As “low-skilled” temporary foreign workers, they can’t apply for open work permit or permanent residence unless they get themselves reclassified as “high skilled workers” with the current employer, or find an employer who would hire them as ‘high-skilled workers’. For another employer to hire them, the employer needs to prepare a Labor Market Impact Assessment to make a case for hiring them, an extra step for the employer and is therefore not an easy option for temporary foreign workers. They also need to pass a special English benchmark test.

Without these, they have to return home after their term of two years as temporary foreign workers, or if they are renewed by their employers, after four years. Considering how much they have already invested in coming to Canada, including the emotional toll of separating from their families, returning after two or four years does not seem ‘worth it’.

A way to get classified as ‘high skilled agricultural workers’ is to get promoted to a supervisory position. Several of the chicken catchers I spoke to have already been promoted to supervisors. They had agriculture degrees coming from the Philippines, with extensive experience in sustainable agricultural practises. They feel they have earned the respect of their employers and feel assured that after two years of supervisory experience, they can apply for open work permit and be eligible for permanent resident status.

Not all temporary foreign workers have it as sweet as the above. For those who can’t be classified high skilled, it is a challenge. Government doesn’t make it easy. Temporary foreign worker opportunities are intended to provide employees in sectors where local candidates are not available such as chicken-catching.

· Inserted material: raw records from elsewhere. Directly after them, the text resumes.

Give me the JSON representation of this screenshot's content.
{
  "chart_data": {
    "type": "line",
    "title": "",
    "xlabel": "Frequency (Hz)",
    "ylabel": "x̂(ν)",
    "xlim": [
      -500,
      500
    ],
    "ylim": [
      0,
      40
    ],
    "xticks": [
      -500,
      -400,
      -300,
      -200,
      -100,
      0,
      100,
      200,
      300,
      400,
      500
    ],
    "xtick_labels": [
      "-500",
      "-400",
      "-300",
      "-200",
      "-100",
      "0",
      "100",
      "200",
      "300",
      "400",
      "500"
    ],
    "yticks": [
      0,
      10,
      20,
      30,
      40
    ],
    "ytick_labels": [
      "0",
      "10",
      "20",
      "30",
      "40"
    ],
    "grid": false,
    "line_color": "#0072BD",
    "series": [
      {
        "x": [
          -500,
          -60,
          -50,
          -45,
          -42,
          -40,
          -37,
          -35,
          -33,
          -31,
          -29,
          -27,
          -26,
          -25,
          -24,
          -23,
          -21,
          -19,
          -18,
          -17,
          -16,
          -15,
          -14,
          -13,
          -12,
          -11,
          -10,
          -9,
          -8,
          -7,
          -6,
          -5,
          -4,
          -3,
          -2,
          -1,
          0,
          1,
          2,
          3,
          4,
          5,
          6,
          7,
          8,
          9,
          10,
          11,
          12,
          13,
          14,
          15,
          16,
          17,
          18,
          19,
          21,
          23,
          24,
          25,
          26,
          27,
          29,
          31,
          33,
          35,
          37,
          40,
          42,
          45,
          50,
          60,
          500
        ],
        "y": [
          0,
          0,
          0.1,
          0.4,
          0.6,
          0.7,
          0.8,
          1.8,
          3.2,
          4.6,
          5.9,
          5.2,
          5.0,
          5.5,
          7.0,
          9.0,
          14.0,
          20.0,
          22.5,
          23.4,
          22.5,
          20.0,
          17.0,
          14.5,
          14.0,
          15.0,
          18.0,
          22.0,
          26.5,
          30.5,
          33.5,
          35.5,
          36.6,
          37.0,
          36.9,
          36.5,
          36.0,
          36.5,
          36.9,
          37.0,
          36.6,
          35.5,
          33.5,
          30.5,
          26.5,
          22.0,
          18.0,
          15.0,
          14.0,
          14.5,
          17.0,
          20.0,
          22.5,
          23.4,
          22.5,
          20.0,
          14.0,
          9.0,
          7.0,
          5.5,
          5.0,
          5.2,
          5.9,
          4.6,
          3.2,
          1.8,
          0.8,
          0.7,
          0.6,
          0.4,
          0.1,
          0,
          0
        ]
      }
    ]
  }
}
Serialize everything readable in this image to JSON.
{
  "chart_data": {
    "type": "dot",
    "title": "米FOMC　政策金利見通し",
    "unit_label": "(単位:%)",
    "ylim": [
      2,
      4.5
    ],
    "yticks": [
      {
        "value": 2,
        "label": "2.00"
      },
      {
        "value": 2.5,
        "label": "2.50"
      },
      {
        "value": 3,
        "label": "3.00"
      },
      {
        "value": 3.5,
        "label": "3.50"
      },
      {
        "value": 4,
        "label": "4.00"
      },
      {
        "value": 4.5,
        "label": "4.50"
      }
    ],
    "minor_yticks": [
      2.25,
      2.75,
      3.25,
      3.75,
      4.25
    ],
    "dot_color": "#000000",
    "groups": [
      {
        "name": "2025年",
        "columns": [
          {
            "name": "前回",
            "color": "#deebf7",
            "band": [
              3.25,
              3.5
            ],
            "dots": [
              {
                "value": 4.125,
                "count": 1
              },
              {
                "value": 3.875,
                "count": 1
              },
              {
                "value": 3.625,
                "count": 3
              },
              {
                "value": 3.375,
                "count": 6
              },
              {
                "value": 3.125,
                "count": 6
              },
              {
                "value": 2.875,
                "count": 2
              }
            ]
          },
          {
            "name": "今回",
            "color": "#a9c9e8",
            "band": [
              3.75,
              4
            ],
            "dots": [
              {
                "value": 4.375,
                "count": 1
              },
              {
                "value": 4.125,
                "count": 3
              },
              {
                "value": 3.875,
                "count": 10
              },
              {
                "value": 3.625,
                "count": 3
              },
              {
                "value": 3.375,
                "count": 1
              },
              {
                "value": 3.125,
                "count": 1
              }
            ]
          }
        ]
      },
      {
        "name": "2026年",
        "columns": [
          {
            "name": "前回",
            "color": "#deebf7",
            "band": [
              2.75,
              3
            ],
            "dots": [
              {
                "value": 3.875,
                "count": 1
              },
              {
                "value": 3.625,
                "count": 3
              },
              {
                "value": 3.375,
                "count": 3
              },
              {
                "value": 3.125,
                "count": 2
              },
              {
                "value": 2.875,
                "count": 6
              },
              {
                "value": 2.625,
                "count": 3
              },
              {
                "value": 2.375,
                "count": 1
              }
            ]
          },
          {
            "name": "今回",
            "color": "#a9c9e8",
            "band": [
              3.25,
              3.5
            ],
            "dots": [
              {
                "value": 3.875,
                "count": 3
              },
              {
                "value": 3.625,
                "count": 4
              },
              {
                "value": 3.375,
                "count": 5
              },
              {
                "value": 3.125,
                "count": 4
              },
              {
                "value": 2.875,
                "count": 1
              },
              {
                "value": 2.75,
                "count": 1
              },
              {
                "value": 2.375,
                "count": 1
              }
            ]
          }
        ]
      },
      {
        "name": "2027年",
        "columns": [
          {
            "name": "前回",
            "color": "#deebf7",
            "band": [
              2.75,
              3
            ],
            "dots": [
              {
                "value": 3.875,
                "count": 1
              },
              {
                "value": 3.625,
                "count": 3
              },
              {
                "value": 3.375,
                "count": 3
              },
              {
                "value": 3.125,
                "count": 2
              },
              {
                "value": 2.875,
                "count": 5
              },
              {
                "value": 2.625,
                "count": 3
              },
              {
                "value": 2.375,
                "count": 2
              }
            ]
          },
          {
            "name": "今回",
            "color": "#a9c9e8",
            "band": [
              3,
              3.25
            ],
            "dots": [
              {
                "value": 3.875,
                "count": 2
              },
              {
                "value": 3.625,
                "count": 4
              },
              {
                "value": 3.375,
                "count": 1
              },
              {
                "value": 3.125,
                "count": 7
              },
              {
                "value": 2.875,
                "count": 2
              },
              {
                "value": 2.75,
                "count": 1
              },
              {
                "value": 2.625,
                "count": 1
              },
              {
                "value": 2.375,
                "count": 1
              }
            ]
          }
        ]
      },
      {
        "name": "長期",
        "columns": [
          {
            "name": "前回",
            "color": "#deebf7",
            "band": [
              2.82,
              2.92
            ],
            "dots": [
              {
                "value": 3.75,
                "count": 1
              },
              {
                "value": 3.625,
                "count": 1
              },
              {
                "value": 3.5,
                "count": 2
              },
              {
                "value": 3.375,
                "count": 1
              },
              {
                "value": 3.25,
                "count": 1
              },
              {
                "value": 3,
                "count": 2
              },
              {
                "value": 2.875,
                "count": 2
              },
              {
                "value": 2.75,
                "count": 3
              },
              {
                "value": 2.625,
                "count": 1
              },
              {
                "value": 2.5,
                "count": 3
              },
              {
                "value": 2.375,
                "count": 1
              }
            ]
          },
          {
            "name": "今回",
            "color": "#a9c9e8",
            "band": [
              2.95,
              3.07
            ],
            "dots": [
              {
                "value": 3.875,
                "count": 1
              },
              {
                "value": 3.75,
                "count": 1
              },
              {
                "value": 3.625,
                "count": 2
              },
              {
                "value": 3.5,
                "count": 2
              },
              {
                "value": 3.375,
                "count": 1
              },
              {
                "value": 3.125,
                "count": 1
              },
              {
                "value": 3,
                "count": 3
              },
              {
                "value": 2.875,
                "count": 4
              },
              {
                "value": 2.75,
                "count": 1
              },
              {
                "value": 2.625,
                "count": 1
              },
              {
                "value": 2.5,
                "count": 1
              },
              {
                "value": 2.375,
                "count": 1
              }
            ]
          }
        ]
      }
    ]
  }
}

If Government makes it easy for chicken catchers to obtain open work permits and thereby be eligible for permanent residency, wouldn’t chicken catchers leave their jobs for other jobs, thus defeating the program?

Not so, the chicken catchers said. If they had a chance for open work permit, what they would likely do is keep their chicken-catching jobs, because they consider it ‘a good deal’, and simply get another job.


A Possible Way In?

The chicken catchers pointed out a discrepancy in policy: caregivers are classified temporary foreign workers, yet they are allowed to apply for permanent residency after two years of caregiving work. Not so for temporary foreign farm workers. Why is that, they ask? Temporary foreign farm workers like chicken catchers are just as necessary for Canada’s economy as caregivers. Why discriminate against them by not giving them an accessible opportunity for remaining in Canada just like the caregivers have?

A good point, and something for the Canadian Government to think about.